We have far too many politicians who would enthusiastically agree with Xu Luying, who was quoted in the article:

“There is indeed a problem with the national education of Hong Kong’s youth,” said Xu Luying, a spokeswoman for the Chinese government’s Hong Kong and Macau Affairs Office, at a news conference last month. “Passionately loving the country and passionately loving the motherland should be taught in the first class in school.”

In fact, the critique of Hong Kong’s civics course sounds depressingly familiar. In recent surveys, Republicans have soured on higher education, and make similar accusations.

Many educators and democracy advocates in Hong Kong say the course teaches students to be analytical and objective, even when it comes to examining the party’s flaws. To present a distorted version of history, they argue, is to undermine the intellectual rigor of a system that has consistently ranked among the top in global education indexes.

“They want to make young people dumber and less aware,” said Hoi Wai-hang, 38, who has taught liberal studies for 10 years.

But pro-Beijing officials have accused liberal studies of stoking anti-mainland sentiment.

Some, like Mr.

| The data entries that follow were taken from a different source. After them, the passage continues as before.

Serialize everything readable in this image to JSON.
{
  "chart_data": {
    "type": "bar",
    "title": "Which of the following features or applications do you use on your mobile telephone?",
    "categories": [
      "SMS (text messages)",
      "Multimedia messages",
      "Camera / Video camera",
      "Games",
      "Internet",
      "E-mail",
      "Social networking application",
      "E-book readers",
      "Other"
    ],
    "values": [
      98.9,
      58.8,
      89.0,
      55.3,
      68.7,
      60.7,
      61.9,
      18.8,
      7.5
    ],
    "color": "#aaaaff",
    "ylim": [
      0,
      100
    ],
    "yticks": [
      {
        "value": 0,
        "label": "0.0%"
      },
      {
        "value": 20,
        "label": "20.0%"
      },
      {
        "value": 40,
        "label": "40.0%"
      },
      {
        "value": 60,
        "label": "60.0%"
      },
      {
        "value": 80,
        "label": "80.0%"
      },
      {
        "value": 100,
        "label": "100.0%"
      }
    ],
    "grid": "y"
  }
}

Tung, the former Hong Kong leader, blame the curriculum. Others, including the Hong Kong Island Chaoren Association, a community organization with pro-Beijing views, blame the teachers. The group said in July that students should not have to take liberal studies classes at school because they could be swayed by the political beliefs of their teachers.

The conflict over civics instruction in Hong Kong has highlighted what the article calls “the increasingly untenable contradiction” between academic freedom as a core value and ideological control.

That contradiction isn’t limited to China and Hong Kong.